Here's something that can make you feel proud
Well, maybe I'm wrong about the proud bit.
The Pentagon is moving forward with plans to build a new, 40-acre detention complex on the main American military base in Afghanistan, officials said, in a stark acknowledgment that the United States is likely to continue to hold prisoners overseas for years to come.
The proposed detention center would replace the cavernous, makeshift American prison on the Bagram military base north of Kabul, which is now typically packed with about 630 prisoners, compared with the 270 held at Guantánamo Bay, Cuba.
Until now, the Bush administration had signaled that it intended to scale back American involvement in detention operations in Afghanistan. It had planned to transfer a large majority of the prisoners to Afghan custody, in an American-financed, high-security prison outside Kabul to be guarded by Afghan soldiers.
But American officials now concede that the new Afghan-run prison cannot absorb all the Afghans now detained by the United States, much less the waves of new prisoners from the escalating fight against Al Qaeda and the Taliban.

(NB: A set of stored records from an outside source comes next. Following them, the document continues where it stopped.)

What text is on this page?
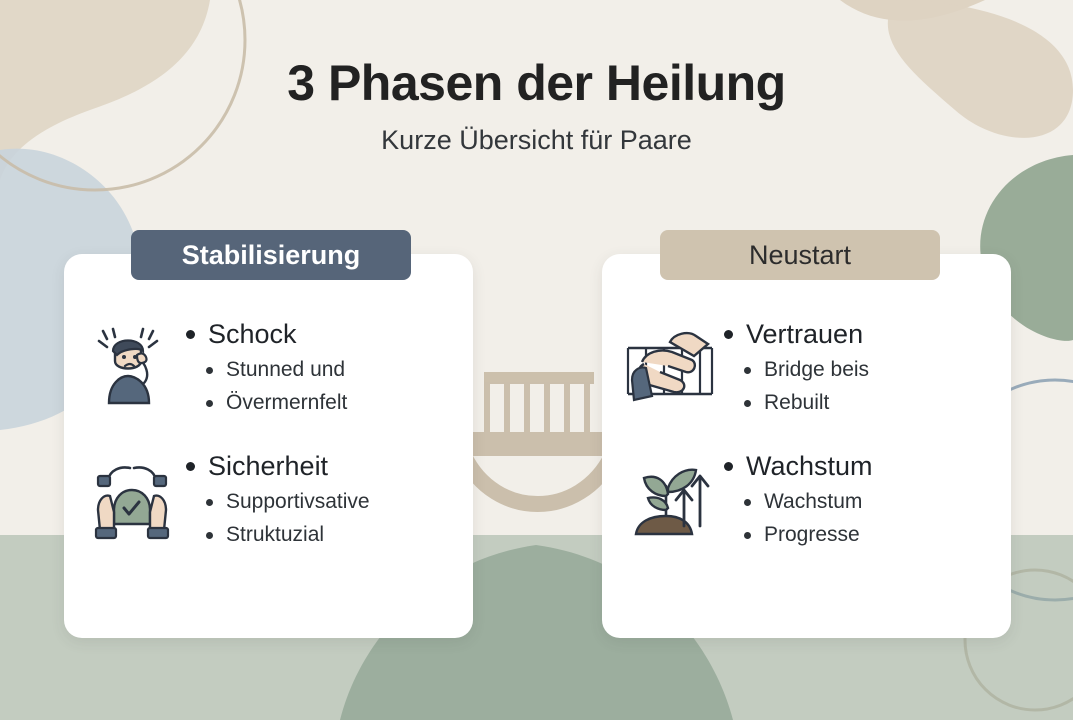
3 Phasen der Heilung
Kurze Übersicht für Paare
Stabilisierung
Schock
Stunned und
Övermernfelt
Sicherheit
Supportivsative
Struktuzial
Neustart
Vertrauen
Bridge beis
Rebuilt
Wachstum
Wachstum
Progresse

The proposal for a new American prison at Bagram underscores the daunting scope and persistence of the United States military’s detention problem, at a time when Bush administration officials continue to say they want to close down the facility at Guantánamo Bay.
Apparently with a proclivity for incarcerating people (one in 100 adult Americans are in jail or prison), its hard not to export such a mindset to other parts of the world.
Note: Headline links to source which links to the NYT.
Labels: Afghanistan
2 Comments:
Just one more excuse of profiteering. After all, since privatizing prisons in the US, the inmate population has doubled. Half of those locked up are for non-violent drug possession. These private prisons get 30-40K for each inmate. So that I would imagine is the real story. Just like Iraq, which has more than triple the inmates than under Saddam.
Watch the Kevin Booth documentary American Drug War for more details. Tommy Chong made a documentary to show the public how he was locked up for allowing his son to sell glass pipes online which is legal in all 50 states. A few months before they busted him, one county passed a law making it illegal and they set up a sting in that county without informing Chong. To top it off, Chong was raided last week by the Feds who confiscated 10,000 copies of his documentary. I think it was called The U.S. vs. Tommy Chong or something like that. I'm sure it's up on Google Vid somewhere.
The picture that's posted is actually Pelican Bay State Prison in California.